Run this code, we will get:

['this is a test', 'test', ', hi good boy', 'nice', 'me']

However, if you want to display all delimiters in result, you can do as follows:

pattern = "<[/]{0,1}[^/]{1,10}>"
sentences = re.split(f"({pattern})", text)

print(sentences)

Then, we will see:

['this is a test', '<b>', 'test', '</b>', ', hi good boy', '<em>', 'nice', '</em>', 'me']

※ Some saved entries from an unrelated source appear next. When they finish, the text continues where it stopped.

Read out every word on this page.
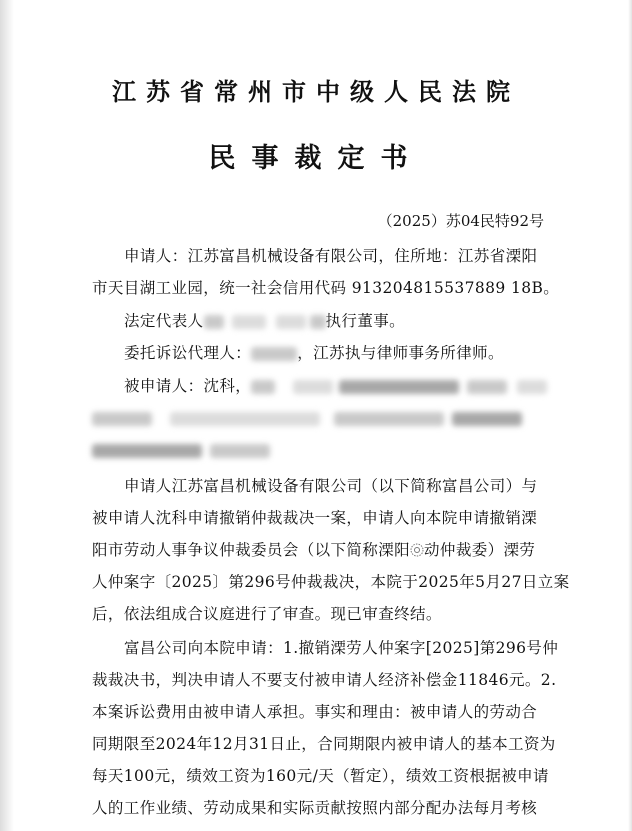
江苏省常州市中级人民法院
民事裁定书
（2025）苏04民特92号
申请人：江苏富昌机械设备有限公司，住所地：江苏省溧阳
市天目湖工业园，统一社会信用代码 913204815537889 18B。
法定代表人	执行董事。
委托诉讼代理人：	，江苏执与律师事务所律师。
被申请人：沈科，
申请人江苏富昌机械设备有限公司（以下简称富昌公司）与
被申请人沈科申请撤销仲裁裁决一案，申请人向本院申请撤销溧
阳市劳动人事争议仲裁委员会（以下简称溧阳 动仲裁委）溧劳
人仲案字〔2025〕第296号仲裁裁决，本院于2025年5月27日立案
后，依法组成合议庭进行了审查。现已审查终结。
富昌公司向本院申请：1.撤销溧劳人仲案字[2025]第296号仲
裁裁决书，判决申请人不要支付被申请人经济补偿金11846元。2.
本案诉讼费用由被申请人承担。事实和理由：被申请人的劳动合
同期限至2024年12月31日止，合同期限内被申请人的基本工资为
每天100元，绩效工资为160元/天（暂定），绩效工资根据被申请
人的工作业绩、劳动成果和实际贡献按照内部分配办法每月考核
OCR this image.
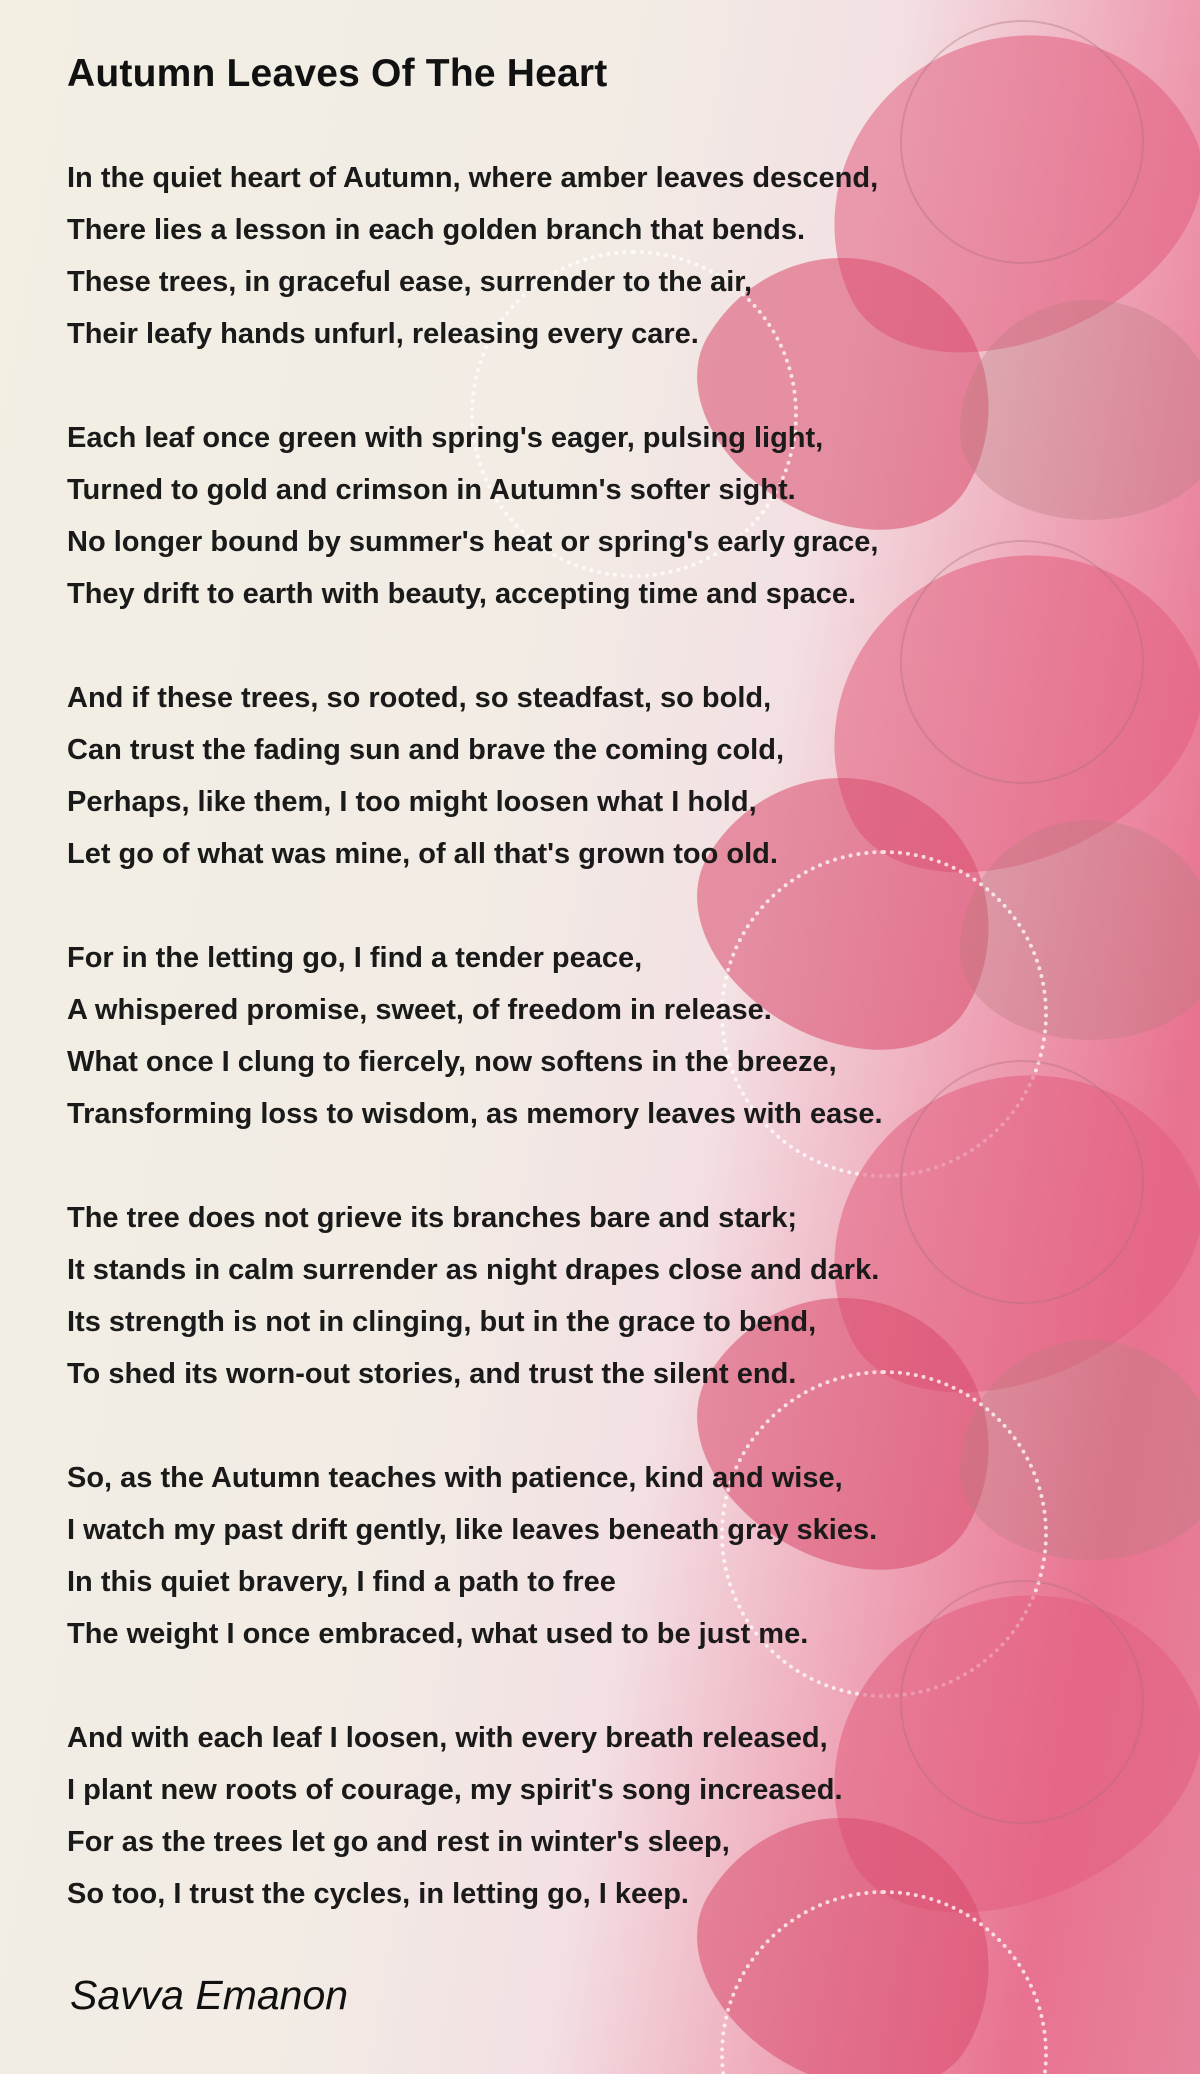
Autumn Leaves Of The Heart
In the quiet heart of Autumn, where amber leaves descend,
There lies a lesson in each golden branch that bends.
These trees, in graceful ease, surrender to the air,
Their leafy hands unfurl, releasing every care.
Each leaf once green with spring's eager, pulsing light,
Turned to gold and crimson in Autumn's softer sight.
No longer bound by summer's heat or spring's early grace,
They drift to earth with beauty, accepting time and space.
And if these trees, so rooted, so steadfast, so bold,
Can trust the fading sun and brave the coming cold,
Perhaps, like them, I too might loosen what I hold,
Let go of what was mine, of all that's grown too old.
For in the letting go, I find a tender peace,
A whispered promise, sweet, of freedom in release.
What once I clung to fiercely, now softens in the breeze,
Transforming loss to wisdom, as memory leaves with ease.
The tree does not grieve its branches bare and stark;
It stands in calm surrender as night drapes close and dark.
Its strength is not in clinging, but in the grace to bend,
To shed its worn-out stories, and trust the silent end.
So, as the Autumn teaches with patience, kind and wise,
I watch my past drift gently, like leaves beneath gray skies.
In this quiet bravery, I find a path to free
The weight I once embraced, what used to be just me.
And with each leaf I loosen, with every breath released,
I plant new roots of courage, my spirit's song increased.
For as the trees let go and rest in winter's sleep,
So too, I trust the cycles, in letting go, I keep.
Savva Emanon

Moreover, if it is hard to create a regular expression, we can do as follows:

text ="this is a test<b>test</b>, hi good boy<em>nice</em>me"
d = ["<b>","</b>", "<em>","</em>"]
pattern = [x for x in d]
pattern = "|".join(pattern)
print(pattern)
sentences = re.split(f"({pattern})", text)
print(sentences)

Run this code, we will get:

<b>|</b>|<em>|</em>
['this is a test', '<b>', 'test', '</b>', ', hi good boy', '<em>', 'nice', '</em>', 'me']

More examples:

text = "The program calculates f0, energy and duration features from speech wav-file, performs continuous wavelet analysis"
d = ["ro","en", "ure","orm"]
pattern = [x for x in d]
pattern = "|".join(pattern)
print(pattern)
sentences = re.split(f"({pattern})", text)
print(sentences)
sentences = re.split(f"{pattern}", text)
print(sentences)

we will get:

ro|en|ure|orm
['The p', 'ro', 'gram calculates f0, ', 'en', 'ergy and duration feat', 'ure', 's f', 'ro', 'm speech wav-file, perf', 'orm', 's continuous wavelet analysis']
['The p', 'gram calculates f0, ', 'ergy and duration feat', 's f', 'm speech wav-file, perf', 's continuous wavelet analysis']